AtomicAdd() with zero value

Noticed that if you have a variable (float in my case) which is exactly zero, and call atomicAdd(&addr[index],var), that it will access the memory location even though the end result of the memory update operation will be no change.

Does this sound right?

I suppose this is useful if you want to get the current value (since atomic operations have a return value), but in situations where you just want to update and are not using the return value for any reason this is a waste of time.

If I checked the value for non-zero status before I invoked the atomicAdd(), and avoided the memory access (if zero) it resulted in a modest performance increase. This probably was due to the input set having about 30% zero values, so that checking only is useful in such situations.

Wonder if it might make sense to write a modified atomicAdd() which did not access the memory if the input value is either zero or negative? Anybody try such a custom implementation?

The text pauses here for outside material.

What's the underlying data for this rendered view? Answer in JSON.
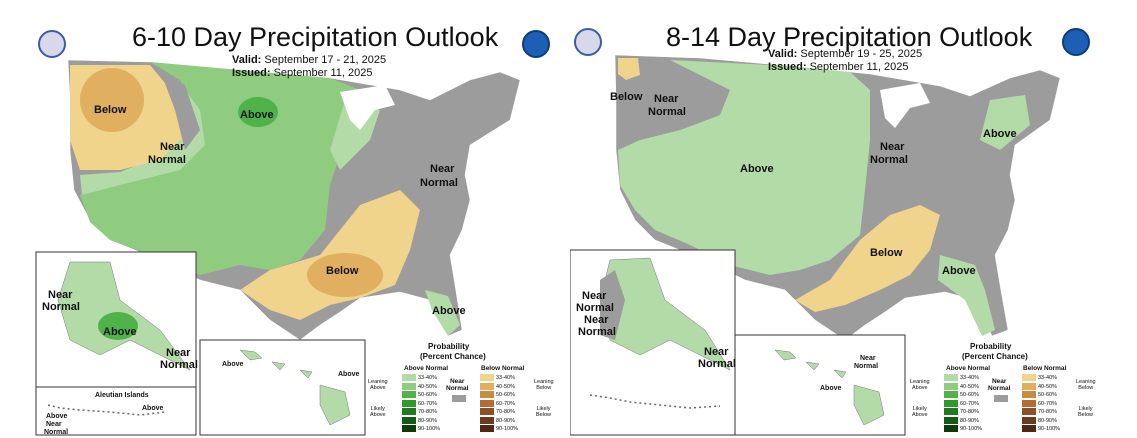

Any downsides to that approach rather than checking for non-zero before the atomicAdd() call?

The checking for zero is not atomic, unless you add some extra locking mechanism around it.

There is a race condition lingering here: i.e. the value could become non-zero in the time between the if check and the atomicAdd(), yet you’d already be in the code path that assumes that it’s zero.

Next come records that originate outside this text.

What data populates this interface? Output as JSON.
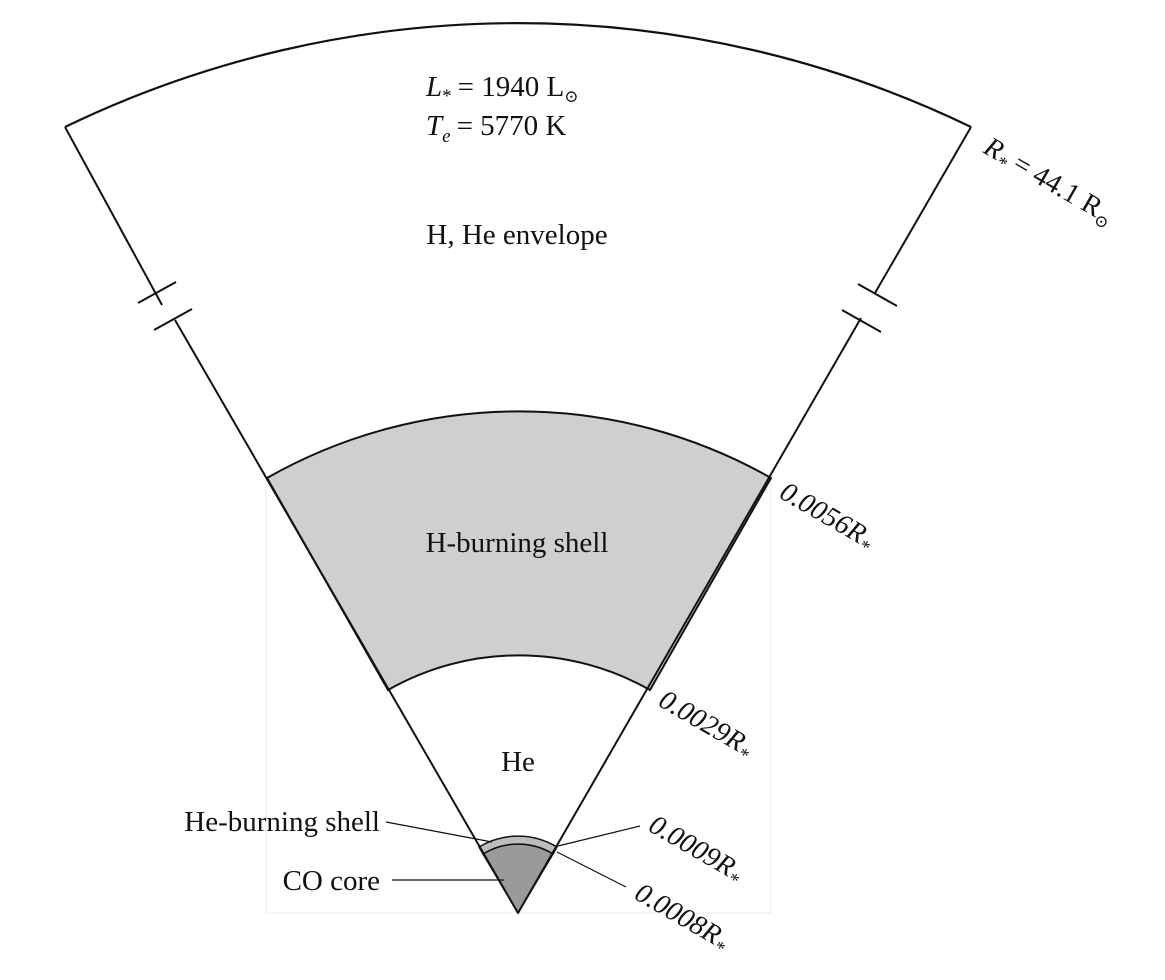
{
  "header": {
    "luminosity": {
      "symbol": "L",
      "sub": "*",
      "rhs": "= 1940 L",
      "sun": "⊙"
    },
    "temperature": {
      "symbol": "T",
      "sub": "e",
      "rhs": "= 5770 K"
    }
  },
  "regions": {
    "envelope": "H, He envelope",
    "h_shell": "H-burning shell",
    "he_zone": "He",
    "he_shell": "He-burning shell",
    "co_core": "CO core"
  },
  "radii": {
    "outer": {
      "prefix": "R",
      "sub": "*",
      "value": " = 44.1 R",
      "sun": "⊙"
    },
    "h_shell_outer": {
      "value": "0.0056",
      "symbol": "R",
      "sub": "*"
    },
    "h_shell_inner": {
      "value": "0.0029",
      "symbol": "R",
      "sub": "*"
    },
    "he_shell_outer": {
      "value": "0.0009",
      "symbol": "R",
      "sub": "*"
    },
    "co_core_outer": {
      "value": "0.0008",
      "symbol": "R",
      "sub": "*"
    }
  },
  "colors": {
    "h_shell_fill": "#cfcfcf",
    "he_shell_fill": "#bdbdbd",
    "co_core_fill": "#9a9a9a",
    "stroke": "#111111"
  }
}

With floating-point, there are a few corner cases in which you can actually change a value by adding zero to it. For instance, a negative zero can be turned into a positive zero. Also, floating-point atomic operations do not support subnormals, so an existing subnormal number will be flushed to zero by the operation.

If this behavior does not matter for your application and you have many zero-adding atomicAdds, you can indeed write a version of atomicAdd incorporating a check. However, this is not something the compiler or hardware could do automatically because of floating-point standard compliance.

I was talking about preventing the atomicAdd() if the thread-local value turns out to be zero.

Wanted to prevent the global operation if the scalar input value to be added to the current global sum was either zero or within some ‘bad and do not waste time on a global update because it will not make a difference’ range.